Kejadian tersebut mengingatkan saya pada gempa  Jogja yang terjadi pada 27 Mei 2006 silam. Pada waktu itu saya masih kuliah di salah satu kampus di pinggiran kota Jogja. Sekaligus saya menemani mbah yang tinggal di Bantuk bagian selatan dekat Pantai Parangtritis.
Pada waktu itu pagi hari tanggal 27 Mei, waktu belum menunjukkan jam 06.00 tiba-tiba terjadi gempa yang sangat keras. Pada waktu itu saya sedang merebus air untuk buat kopi. Sebuah rutinitas wajib sebelum memulai aktifitas.
Pada awalnya gempa berlangsung pelan, lama-kelamaan semakin besar goncangannya. Menyadari akan terjadinya bahaya, saya berteriak kepada adik yang kebetulan habis subuh tidur lagi. Langsung keluar rumah dan  menyaksikan gempa dahsyat tersebut. Di dalam tanah terdengar suara dentuman yang sangat keras. Bukan Cuma bumi yang bergetar. Seolah alam berputar, bangunan juga pohon berloncatan.
Gempa berlangsung tidak sampai semenit. Tetapi dampaknya luar biasa.
Begitu gempa mereda, terdengar teriakan dan tangisan minta tolong dari dusun sebelah yang juga terdapat pasar. Kebetulan pada waktu itu hari pasaran, jadi pasti banya orang di pasar tersebut. Beberapa menit kemudian raungan sirine ambulan terdengar.
Setelah menghabiskan segelas kopi, saya bersama teman berinisiatif untuk keliling untuk melihat seberapa parah kerusakan yang diakibatkan gempa. Yang ingin saya ketahui adalah Parangtritis karena  ada pihak yang membuat isu adanya tsunami.
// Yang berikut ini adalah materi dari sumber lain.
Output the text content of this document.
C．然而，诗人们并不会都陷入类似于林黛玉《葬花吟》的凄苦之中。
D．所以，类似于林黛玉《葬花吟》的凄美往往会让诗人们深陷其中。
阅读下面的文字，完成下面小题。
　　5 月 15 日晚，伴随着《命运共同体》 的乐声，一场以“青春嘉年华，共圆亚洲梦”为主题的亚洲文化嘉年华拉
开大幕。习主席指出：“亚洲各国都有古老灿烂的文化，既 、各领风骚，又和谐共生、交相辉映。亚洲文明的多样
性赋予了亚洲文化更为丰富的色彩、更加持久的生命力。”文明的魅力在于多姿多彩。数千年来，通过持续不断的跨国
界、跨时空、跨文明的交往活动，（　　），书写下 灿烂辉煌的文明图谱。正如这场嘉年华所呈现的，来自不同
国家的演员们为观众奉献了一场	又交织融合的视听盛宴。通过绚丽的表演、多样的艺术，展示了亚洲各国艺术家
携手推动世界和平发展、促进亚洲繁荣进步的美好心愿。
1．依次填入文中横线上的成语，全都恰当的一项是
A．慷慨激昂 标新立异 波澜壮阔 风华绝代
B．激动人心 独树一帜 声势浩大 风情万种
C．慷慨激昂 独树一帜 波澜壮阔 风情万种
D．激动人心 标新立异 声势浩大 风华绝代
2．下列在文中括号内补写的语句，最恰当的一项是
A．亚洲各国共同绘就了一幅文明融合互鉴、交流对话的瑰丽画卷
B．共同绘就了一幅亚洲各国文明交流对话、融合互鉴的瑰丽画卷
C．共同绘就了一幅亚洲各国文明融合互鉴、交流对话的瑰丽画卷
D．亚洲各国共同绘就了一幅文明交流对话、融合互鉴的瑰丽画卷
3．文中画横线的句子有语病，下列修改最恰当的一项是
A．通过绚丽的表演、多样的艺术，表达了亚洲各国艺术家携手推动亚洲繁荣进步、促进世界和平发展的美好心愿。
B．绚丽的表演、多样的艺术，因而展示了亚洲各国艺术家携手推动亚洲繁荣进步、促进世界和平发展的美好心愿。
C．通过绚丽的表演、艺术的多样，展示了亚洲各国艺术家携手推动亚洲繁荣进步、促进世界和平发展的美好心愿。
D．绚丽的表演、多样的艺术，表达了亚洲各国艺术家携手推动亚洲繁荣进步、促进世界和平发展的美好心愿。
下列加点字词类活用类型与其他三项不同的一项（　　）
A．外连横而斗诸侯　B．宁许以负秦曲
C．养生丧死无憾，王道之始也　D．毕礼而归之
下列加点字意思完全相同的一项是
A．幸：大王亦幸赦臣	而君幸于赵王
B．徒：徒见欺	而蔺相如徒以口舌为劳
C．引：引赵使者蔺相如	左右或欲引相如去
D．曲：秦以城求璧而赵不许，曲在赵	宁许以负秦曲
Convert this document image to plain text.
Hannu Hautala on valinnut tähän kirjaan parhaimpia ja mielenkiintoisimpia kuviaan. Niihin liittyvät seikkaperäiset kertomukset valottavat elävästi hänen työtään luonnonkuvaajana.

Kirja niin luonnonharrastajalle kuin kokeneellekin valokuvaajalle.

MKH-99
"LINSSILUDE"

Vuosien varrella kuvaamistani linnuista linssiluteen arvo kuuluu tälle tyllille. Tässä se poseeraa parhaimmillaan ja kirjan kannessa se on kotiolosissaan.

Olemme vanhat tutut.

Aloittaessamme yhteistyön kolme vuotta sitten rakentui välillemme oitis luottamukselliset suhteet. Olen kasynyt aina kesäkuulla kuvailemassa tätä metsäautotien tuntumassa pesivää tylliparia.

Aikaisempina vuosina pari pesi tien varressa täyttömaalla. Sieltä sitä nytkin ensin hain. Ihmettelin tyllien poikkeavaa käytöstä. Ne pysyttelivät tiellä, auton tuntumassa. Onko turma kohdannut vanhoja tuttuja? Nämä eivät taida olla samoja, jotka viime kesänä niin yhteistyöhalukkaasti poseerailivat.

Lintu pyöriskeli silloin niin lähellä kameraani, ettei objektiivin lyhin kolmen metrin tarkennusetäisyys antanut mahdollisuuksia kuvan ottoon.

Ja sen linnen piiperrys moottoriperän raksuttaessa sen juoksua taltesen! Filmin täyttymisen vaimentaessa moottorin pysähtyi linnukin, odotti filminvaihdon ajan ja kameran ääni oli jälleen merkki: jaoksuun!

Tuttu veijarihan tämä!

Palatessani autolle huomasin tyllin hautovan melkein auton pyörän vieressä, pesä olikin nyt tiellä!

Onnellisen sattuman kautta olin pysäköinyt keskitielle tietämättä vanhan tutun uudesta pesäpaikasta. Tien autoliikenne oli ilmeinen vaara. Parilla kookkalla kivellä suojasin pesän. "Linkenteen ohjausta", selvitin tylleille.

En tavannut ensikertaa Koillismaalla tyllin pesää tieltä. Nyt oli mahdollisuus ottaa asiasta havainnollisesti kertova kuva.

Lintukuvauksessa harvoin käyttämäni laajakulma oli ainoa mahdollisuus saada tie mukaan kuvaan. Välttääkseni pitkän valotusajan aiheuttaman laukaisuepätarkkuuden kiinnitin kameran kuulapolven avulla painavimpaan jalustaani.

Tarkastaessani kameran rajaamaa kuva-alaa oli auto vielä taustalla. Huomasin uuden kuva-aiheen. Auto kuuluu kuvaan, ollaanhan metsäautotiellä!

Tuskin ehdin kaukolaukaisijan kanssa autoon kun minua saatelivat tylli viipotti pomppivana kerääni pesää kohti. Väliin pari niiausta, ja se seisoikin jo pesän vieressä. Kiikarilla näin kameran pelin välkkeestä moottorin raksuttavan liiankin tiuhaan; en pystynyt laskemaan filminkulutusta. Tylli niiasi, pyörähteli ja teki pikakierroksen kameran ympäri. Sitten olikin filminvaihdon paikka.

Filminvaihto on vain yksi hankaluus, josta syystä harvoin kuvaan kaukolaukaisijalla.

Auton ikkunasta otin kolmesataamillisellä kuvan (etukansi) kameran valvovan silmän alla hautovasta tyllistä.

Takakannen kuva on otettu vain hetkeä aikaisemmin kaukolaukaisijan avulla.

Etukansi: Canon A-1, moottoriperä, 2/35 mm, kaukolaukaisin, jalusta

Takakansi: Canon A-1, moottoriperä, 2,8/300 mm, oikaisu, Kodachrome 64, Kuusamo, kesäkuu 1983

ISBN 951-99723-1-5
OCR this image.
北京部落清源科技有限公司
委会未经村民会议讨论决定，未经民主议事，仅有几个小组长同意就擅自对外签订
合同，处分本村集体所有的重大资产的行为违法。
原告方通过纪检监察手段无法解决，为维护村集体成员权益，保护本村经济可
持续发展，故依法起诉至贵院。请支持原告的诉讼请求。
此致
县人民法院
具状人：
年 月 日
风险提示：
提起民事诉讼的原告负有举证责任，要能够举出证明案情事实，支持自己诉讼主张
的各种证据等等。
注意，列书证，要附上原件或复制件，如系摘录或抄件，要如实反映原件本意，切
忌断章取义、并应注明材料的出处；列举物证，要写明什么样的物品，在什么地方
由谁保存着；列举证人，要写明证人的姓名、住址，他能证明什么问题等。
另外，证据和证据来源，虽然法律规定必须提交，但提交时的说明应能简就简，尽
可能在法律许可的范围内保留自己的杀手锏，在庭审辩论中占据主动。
Dalam pikiran saya tsunami terjadi bersamaan dengan terjadinya gempa. Lha ini kok ada yang bilang tsunami akan  terjadi  beberapa jam lagi?
Karena rasa penasaran langsung saja saya arahkan kuda besi ke  Jalan Parangtritis. Sepanjang jalan orang-orang bergerombol. Ada yang bawa tas serta perlengkapan tidur.
Di Jalan Parangtritis sendiri jalan begitu ramainya, dan semua menuju utara. Saya malah ke selatan. Aneh. Semata-mata untuk menjawab rasa penasaran yang katanya terjadi tsunami.
Sesampai di pantai tidak ada yang luar biasa. Hanya ada beberapa orang yang sibuk mengemasi barang dagangannya. Rumah makan, Â toko, penginapan yang biasanya ramai, hari itu tampak kosong. Botol-botol minuman yang biasanya tertata di meja berantakan akibat goncangan gempa. Pakaian yang tergantung di hanger dibiarkan begitu saja oleh pemiliknya. Semuanya lari menyelamatkan diri.
Saya yang membawa kamera harus kecewa karena penjual film yang biasanya banyak di sepanjang  pantai, tak satupun terlihat penjualnya. Sebetulnya ada etalase yang terbuka dan tidak  ada penjualnya. Kepikiran sih untuk mengambil  terus bila suasana kondusif mau kembali untuk bayar. Kemudian saya pikir bagaimana kalau tiba-tiba ditangkap massa dan kena pasal penjarahan. Wah bahaya.